By COLlive reporter
Both editions of Mishpacha magazine, the English published in New York and the Hebrew published in Israel, dedicated their issue this week to the Rebbe on his 20th yartzeit this Tuesday, Gimmel Tammuz.
“His chassidim and admirers the world over will stop for a moment to reflect on the Rebbe’s enormous accomplishments — and then they’ll get back to work, energized by the Rebbe’s words, inspired by his example, and motivated by his vision, even two decades later,” the editors wrote.

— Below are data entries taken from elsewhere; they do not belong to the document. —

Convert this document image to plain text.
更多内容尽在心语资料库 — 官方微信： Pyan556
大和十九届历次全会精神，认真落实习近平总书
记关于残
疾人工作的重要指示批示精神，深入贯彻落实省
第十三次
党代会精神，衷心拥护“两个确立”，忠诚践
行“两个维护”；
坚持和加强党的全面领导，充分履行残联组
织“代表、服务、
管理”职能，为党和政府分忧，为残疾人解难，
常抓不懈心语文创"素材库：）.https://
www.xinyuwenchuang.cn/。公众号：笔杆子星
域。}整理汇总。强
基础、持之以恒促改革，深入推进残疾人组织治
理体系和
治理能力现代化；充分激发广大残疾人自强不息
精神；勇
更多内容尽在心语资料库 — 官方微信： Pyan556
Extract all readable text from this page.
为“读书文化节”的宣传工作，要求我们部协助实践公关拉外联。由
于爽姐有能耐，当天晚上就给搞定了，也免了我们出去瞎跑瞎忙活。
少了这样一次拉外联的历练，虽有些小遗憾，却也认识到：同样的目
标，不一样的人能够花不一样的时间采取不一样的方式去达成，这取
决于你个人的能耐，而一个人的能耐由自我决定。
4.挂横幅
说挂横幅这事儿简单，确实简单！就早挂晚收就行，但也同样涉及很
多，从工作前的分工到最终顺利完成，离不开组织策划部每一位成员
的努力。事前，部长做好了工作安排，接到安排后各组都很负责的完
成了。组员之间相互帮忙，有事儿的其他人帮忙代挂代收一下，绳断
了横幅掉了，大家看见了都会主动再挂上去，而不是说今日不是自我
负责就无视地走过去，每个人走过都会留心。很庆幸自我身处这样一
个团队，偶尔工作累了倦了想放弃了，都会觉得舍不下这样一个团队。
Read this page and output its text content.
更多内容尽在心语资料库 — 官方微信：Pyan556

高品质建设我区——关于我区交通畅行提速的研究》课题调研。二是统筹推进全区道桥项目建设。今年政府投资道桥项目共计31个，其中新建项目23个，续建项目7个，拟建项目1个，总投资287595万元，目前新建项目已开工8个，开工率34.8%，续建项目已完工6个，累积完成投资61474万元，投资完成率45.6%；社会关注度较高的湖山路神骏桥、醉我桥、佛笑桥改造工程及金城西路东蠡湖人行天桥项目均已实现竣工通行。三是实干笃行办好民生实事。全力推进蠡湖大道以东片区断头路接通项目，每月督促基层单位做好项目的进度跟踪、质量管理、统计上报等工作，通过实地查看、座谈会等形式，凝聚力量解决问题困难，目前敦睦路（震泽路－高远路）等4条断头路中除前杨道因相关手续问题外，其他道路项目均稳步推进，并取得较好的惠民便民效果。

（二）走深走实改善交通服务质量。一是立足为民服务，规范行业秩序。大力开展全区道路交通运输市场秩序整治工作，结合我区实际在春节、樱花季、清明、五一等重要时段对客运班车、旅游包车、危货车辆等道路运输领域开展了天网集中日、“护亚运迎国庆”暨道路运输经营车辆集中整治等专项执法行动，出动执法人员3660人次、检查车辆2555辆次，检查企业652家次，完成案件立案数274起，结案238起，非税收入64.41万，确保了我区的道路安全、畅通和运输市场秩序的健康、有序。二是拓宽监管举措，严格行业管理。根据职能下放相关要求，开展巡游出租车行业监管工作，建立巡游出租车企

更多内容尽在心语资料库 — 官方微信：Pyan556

In the feature article titled “The Rebbe’s Tomorrow,” Yisroel Besser writes that the Rebbe “inspired untold numbers of people through his farbrengens, correspondence (he received more mail daily than anyone else in the U.S. besides the president), and personal audiences.”
He visited Lubavitch Headquarters at 770 Eastern Parkway and spoke to Rabbi Yehuda Krinsky and Rabbi Moshe Kotlarsky, respectively Chairman and Vice Chairman of Merkos L’inyonei Chinuch, the educational arm of Chabad that oversees the Shlichus network.
“Both rabbis, Krinsky and Kotlarsky, are too busy to speculate, too busy to engage in what-if’s and if-only’s. They forge on in the absence of their Rebbe, continuing to derive inspiration from so many memories, and from the vibrant present,” Besser writes.
“By the Rebbe everything was significant, so it’s hard to say which part of his avodah was more important to him, but we did see something interesting,” said Rabbi Krinsky, who served as the Rebbe’s secretary.
“In his last years, he started to make an order in the massive piles of seforim that covered his desk, sending many of them to the library to be cataloged. He slowly, systematically, removed each of the many seforim, and at the end, there was only one set left, it was the Sefer Hashluchim, the complete resource of all the shluchim in the world, which included the names of their children and a list of their activities.”
In an accompanying article, Besser spoke to the staff of Jewish Educational Media (JEM) who hold Chabad’s audio, video and photographic archive and production house.
Yechiel Cagen, director of an ambitious project called “My Encounter with the Rebbe,” has in the last 10 years collected over 940 interviews and over 15,000 pages of transcripts of people from all walks of life who’ve willingly shared their personal encounters in front of the camera.
It’s a race against time. “Many of the people who had the longer, in-depth conversations with the Rebbe in the 1940s, ’50s, and even ’60s — are no longer alive,” Cagen said.
The Hebrew Mishpacha interviewed Rabbi Zalman Gopin, Mashpia of the Central Yeshiva Tomchei Tmimim Lubavitch in Kfar Chabad, about how Chabad lives on 20 years after Gimmel Tammuz and whether the popularity of Chassidus doesn’t affect the quality.
They also spoke to Rabbi Leibel Groner, the Rebbe’s secretary, about he slept near the phone for 40 years in case he will get an urgent call and the preparations the Rebbe made leading up to 3 Tammuz 5754.